Sharon Sharon - 6 months ago 23
R Question

How to efficiently split 1 data frame column to create a new data frame assigning same value to each part of category column

I have rather un-tidy data by category where sometimes there are multiple categories in a single field. I'd like to assign the same value to each category in a category entry after splitting the multi-category entry.
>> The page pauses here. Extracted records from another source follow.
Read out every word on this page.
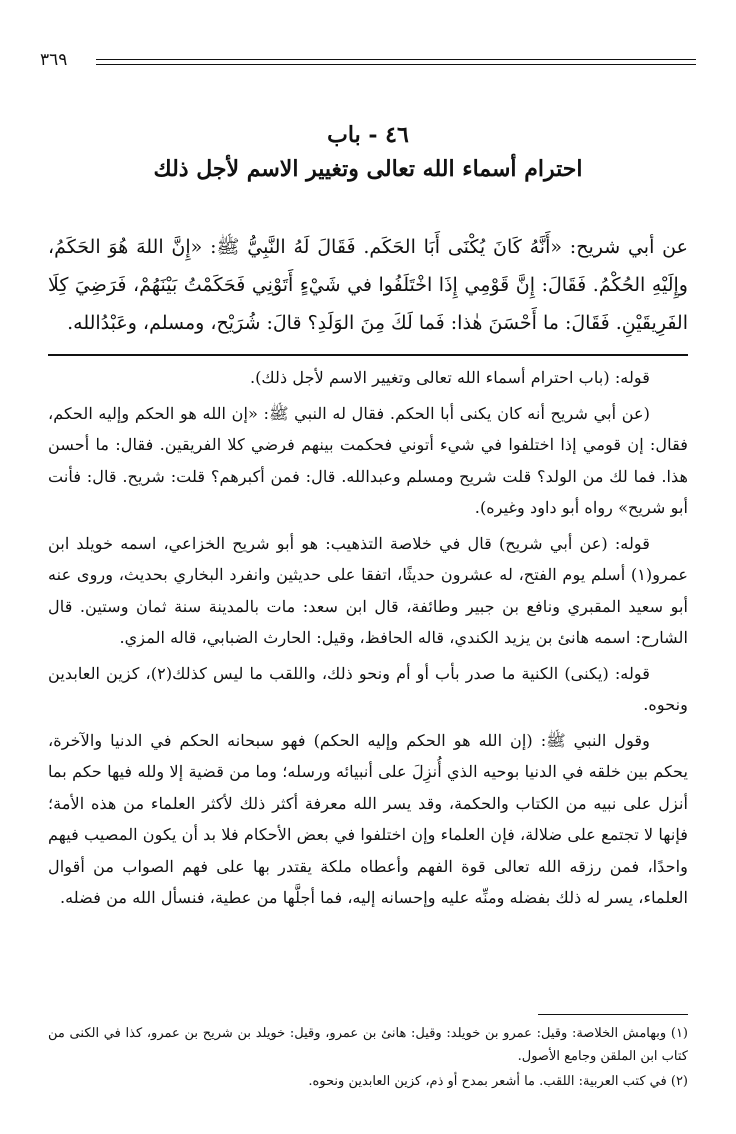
٣٦٩
٤٦ - باب
احترام أسماء الله تعالى وتغيير الاسم لأجل ذلك
عن أبي شريح: «أَنَّهُ كَانَ يُكْنَى أَبَا الحَكَم. فَقَالَ لَهُ النَّبِيُّ ﷺ: «إِنَّ اللهَ هُوَ الحَكَمُ، وإِلَيْهِ الحُكْمُ. فَقَالَ: إِنَّ قَوْمِي إِذَا اخْتَلَفُوا في شَيْءٍ أَتَوْنِي فَحَكَمْتُ بَيْنَهُمْ، فَرَضِيَ كِلَا الفَرِيقَيْنِ. فَقَالَ: ما أَحْسَنَ هٰذا: فَما لَكَ مِنَ الوَلَدِ؟ قالَ: شُرَيْح، ومسلم، وعَبْدُالله.

قوله: (باب احترام أسماء الله تعالى وتغيير الاسم لأجل ذلك).

(عن أبي شريح أنه كان يكنى أبا الحكم. فقال له النبي ﷺ: «إن الله هو الحكم وإليه الحكم، فقال: إن قومي إذا اختلفوا في شيء أتوني فحكمت بينهم فرضي كلا الفريقين. فقال: ما أحسن هذا. فما لك من الولد؟ قلت شريح ومسلم وعبدالله. قال: فمن أكبرهم؟ قلت: شريح. قال: فأنت أبو شريح» رواه أبو داود وغيره).

قوله: (عن أبي شريح) قال في خلاصة التذهيب: هو أبو شريح الخزاعي، اسمه خويلد ابن عمرو(١) أسلم يوم الفتح، له عشرون حديثًا، اتفقا على حديثين وانفرد البخاري بحديث، وروى عنه أبو سعيد المقبري ونافع بن جبير وطائفة، قال ابن سعد: مات بالمدينة سنة ثمان وستين. قال الشارح: اسمه هانئ بن يزيد الكندي، قاله الحافظ، وقيل: الحارث الضبابي، قاله المزي.

قوله: (يكنى) الكنية ما صدر بأب أو أم ونحو ذلك، واللقب ما ليس كذلك(٢)، كزين العابدين ونحوه.

وقول النبي ﷺ: (إن الله هو الحكم وإليه الحكم) فهو سبحانه الحكم في الدنيا والآخرة، يحكم بين خلقه في الدنيا بوحيه الذي أُنزِلَ على أنبيائه ورسله؛ وما من قضية إلا ولله فيها حكم بما أنزل على نبيه من الكتاب والحكمة، وقد يسر الله معرفة أكثر ذلك لأكثر العلماء من هذه الأمة؛ فإنها لا تجتمع على ضلالة، فإن العلماء وإن اختلفوا في بعض الأحكام فلا بد أن يكون المصيب فيهم واحدًا، فمن رزقه الله تعالى قوة الفهم وأعطاه ملكة يقتدر بها على فهم الصواب من أقوال العلماء، يسر له ذلك بفضله ومنِّه عليه وإحسانه إليه، فما أجلَّها من عطية، فنسأل الله من فضله.

(١) وبهامش الخلاصة: وقيل: عمرو بن خويلد: وقيل: هانئ بن عمرو، وقيل: خويلد بن شريح بن عمرو، كذا في الكنى من كتاب ابن الملقن وجامع الأصول.

(٢) في كتب العربية: اللقب. ما أشعر بمدح أو ذم، كزين العابدين ونحوه.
For example, if the data is

cat <- c("A,B,C", "B", "B,C", "A,E")
val <- c(300, 350, 400, 450)
mydf <- data.frame(cat, val, stringsAsFactors = FALSE)

cat val
A,B,C 300
B 350
B,C 400
A,E 450

From the first row, I need 300 to be assigned to each category A, B & C, then from the second row 350 assigned to B, 400 assigned to each B and C from the third row and then 450 assigned to A and E in the fourth row.

I came up with a very kludge-y for loop to accomplish this, but I know this is not memory-efficient because it is using rbind on an existing data frame.

resultsdf <- data.frame(temp_cats = character(0),
temp_vals = numeric(0), stringsAsFactors = FALSE)

for(i in 1:nrow(mydf)){
temp_cats <- stringr::str_split(mydf$cat[i], ",")[[1]]
temp_vals <- rep(val[i], length(temp_cats))
temp_df <- data.frame(temp_cats, temp_vals, stringsAsFactors = FALSE)
resultsdf <- rbind(resultsdf, temp_df)

Just curious if anyone has a more elegant R-syntax way of accomplishing this to end up with

temp_cats temp_vals
1 A 300
2 B 300
3 C 300
4 B 350
5 B 400
6 C 400
7 A 450
8 E 450


1) stack/unstack Use strsplit to split the strings and then unstack and stack it to get the long form s required. Finally fix up the names and make temp_vals numeric since unstack coerced them to character. No packages are used.

s <-  stack(unstack(transform(mydf, cat = strsplit(cat, ","))))
with(s, data.frame(temp_cats = values, temp_vals = as.numeric(as.character(ind))))

2) dplyr/tidyr Another approach is to use unnest in the tidyr package:


mydf %>%
     mutate(cat = strsplit(cat, ",")) %>%
     unnest() %>%
     transmute(temp_cat = cat, temp_vals = val)